--
ThomasDoherty - 2009-10-26
Using Ganga to submit jobs to the Panda backend
References:
Full Ganga Atlas Tutorial
Data preparation reprocessing - using Ganga
1. In a clean shell, setup Ganga. It is important to setup Ganga before Athena.
source /afs/cern.ch/sw/ganga/install/etc/setup-atlas.sh
2. Setup the athena release.
NOTE: To set up for any release one must be familar with using CMT (bootstrap procedures and requirement files) - see
here
for more info:
source cmthome/setup.sh -tag=14.5.2.6,32,AtlasProduction
3. Setup any checked out packages you use in your code.
cd $TEST/PhysicsAnalysis/AnalysisCommon/UserAnalysis/cmt
> source setup.sh
4. Go to run directory and start ganga.
> cd ../run
> ganga
5. Execute your job script.
In[0]: execfile('cbarrera_test2.py')
6. You can monitor your job's progress by typing *jobs* inside Ganga or, if you submitted to the Panda backend by http://panda.cern.ch:25880/server/pandamon/query.
7. Once your job has finished you can copy the output data using the dq2 tools.
> source /afs/cern.ch/atlas/offline/external/GRID/ddm/DQ2Clients/setup.sh
> dq2-get
yourData
Obviously it's not as simple as that...
Here is the job file I submitted using ganga:
1 j = Job()
2 j.application = Athena()
3 j.application.atlas_dbrelease = 'ddo.000001.Atlas.Ideal.DBRelease.v06060101:DBRelease-6.6.1.1.tar.gz'
4 j.application.option_file = 'Data_jobOptions_cosmic.py'
5 j.application.athena_compile = False
6 j.application.prepare()
7 j.inputdata = DQ2Dataset()
8 j.inputdata.dataset = "data08_cos.00092051.physics_IDCosmic.recon.ESD.o4_r653/"

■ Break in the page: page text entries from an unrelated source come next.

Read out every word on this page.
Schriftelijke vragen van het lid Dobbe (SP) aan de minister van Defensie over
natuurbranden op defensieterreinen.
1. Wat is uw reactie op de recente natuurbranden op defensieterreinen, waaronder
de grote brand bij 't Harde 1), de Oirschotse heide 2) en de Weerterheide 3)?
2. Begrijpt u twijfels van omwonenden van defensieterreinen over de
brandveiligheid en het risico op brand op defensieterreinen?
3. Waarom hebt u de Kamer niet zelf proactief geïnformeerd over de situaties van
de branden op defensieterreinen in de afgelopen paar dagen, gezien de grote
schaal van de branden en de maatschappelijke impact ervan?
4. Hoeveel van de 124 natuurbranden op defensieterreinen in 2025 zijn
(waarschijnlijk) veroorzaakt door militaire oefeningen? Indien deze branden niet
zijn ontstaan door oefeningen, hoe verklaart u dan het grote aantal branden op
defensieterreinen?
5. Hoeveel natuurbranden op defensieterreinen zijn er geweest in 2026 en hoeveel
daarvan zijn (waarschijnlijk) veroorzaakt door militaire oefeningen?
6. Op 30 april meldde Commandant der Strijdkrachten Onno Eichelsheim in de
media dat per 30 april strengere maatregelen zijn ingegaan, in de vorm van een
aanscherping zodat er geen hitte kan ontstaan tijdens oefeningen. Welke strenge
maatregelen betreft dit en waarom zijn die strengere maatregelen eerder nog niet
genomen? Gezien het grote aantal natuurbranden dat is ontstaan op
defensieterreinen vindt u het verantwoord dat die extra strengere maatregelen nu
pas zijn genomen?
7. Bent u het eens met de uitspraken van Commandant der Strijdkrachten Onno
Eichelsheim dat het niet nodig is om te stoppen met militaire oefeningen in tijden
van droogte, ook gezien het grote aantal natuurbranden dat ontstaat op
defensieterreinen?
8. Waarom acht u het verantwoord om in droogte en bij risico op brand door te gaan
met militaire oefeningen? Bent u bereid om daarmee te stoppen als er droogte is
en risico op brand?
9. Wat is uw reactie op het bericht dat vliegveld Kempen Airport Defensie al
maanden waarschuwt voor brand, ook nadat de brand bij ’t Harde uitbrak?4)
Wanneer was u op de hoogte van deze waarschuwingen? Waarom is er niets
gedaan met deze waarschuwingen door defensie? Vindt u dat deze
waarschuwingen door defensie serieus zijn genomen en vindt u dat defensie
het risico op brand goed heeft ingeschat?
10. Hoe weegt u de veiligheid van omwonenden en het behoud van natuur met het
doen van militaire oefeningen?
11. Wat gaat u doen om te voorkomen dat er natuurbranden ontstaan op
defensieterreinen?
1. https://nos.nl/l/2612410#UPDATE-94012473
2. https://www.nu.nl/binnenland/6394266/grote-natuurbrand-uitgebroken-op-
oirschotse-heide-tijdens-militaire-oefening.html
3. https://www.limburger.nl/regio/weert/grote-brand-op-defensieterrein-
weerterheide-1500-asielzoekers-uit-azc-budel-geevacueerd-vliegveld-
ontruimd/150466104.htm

9 j.outputdata = DQ2OutputDataset()
10 j.backend = Panda()
11 j.splitter = DQ2JobSplitter()
12 j.splitter.numsubjobs = 20
13 j.submit()
A few comments on some of these lines. Line 3 is overriding the database release to match the one needed to read ESD/DPD. In the case of the spring cosmic reprocessing,
the DB release is 6.6.1.1. If the database releases don't match the jobs fail on the Grid. I don't understand why it works locally though (maybe a question for Graeme).
Line 4 corresponds to your jobOptions. There were some changes I needed to do in mine as well, to prepare my code for running on the Grid:
______________________________________________________________________________
include("RecExCommission/RecExCommissionFlags_jobOptions.py" )
ATLASCosmicFlags.useLocalCOOL = True
# setup DBReplicaSvc to choose closest Oracle replica, configurables style
from AthenaCommon.AppMgr import ServiceMgr
from PoolSvc.PoolSvcConf import PoolSvc
ServiceMgr+=PoolSvc(SortReplicas=True)
from DBReplicaSvc.DBReplicaSvcConf import DBReplicaSvc
ServiceMgr+=DBReplicaSvc(UseCOOLSQLite=False)
globalflags.ConditionsTag.set_Value_and_Lock('COMCOND-REPC-002-13')
______________________________________________________________________________
Also remember to remove the input data line in the original JO's (from second Reference webpage). Line 5 is set to False because we have already compiled the packages
locally. Line 6 tells Ganga to tar your user area and send it with the job. Line 10 specifies the backend to which you are sending your job. There are three options: LCG,
Panda and NorduGrid. I chose Panda because my data existed only in BNLPANDA, a site in the US cloud. And apparently, as Graeme told us yesterday, that's the way to go:
prepare your jobs with Ganga and then submit to PanDa. Line 12 corresponds to the number of subjobs you want to split your job into. I read in this page
https://twiki.cern.ch/twiki/bin/view/Atlas/DAGangaFAQ#DQ2JobSplitter_won_t_submit_when that if you are using DQ2Splitter you should not specify a site, that you should let
it decide. But I believe specifying a cloud is permitted. Finally in Line 13 you submit your job.
This instructions are just guidance. I am sure unexpected things will emerge when dealing with different cases.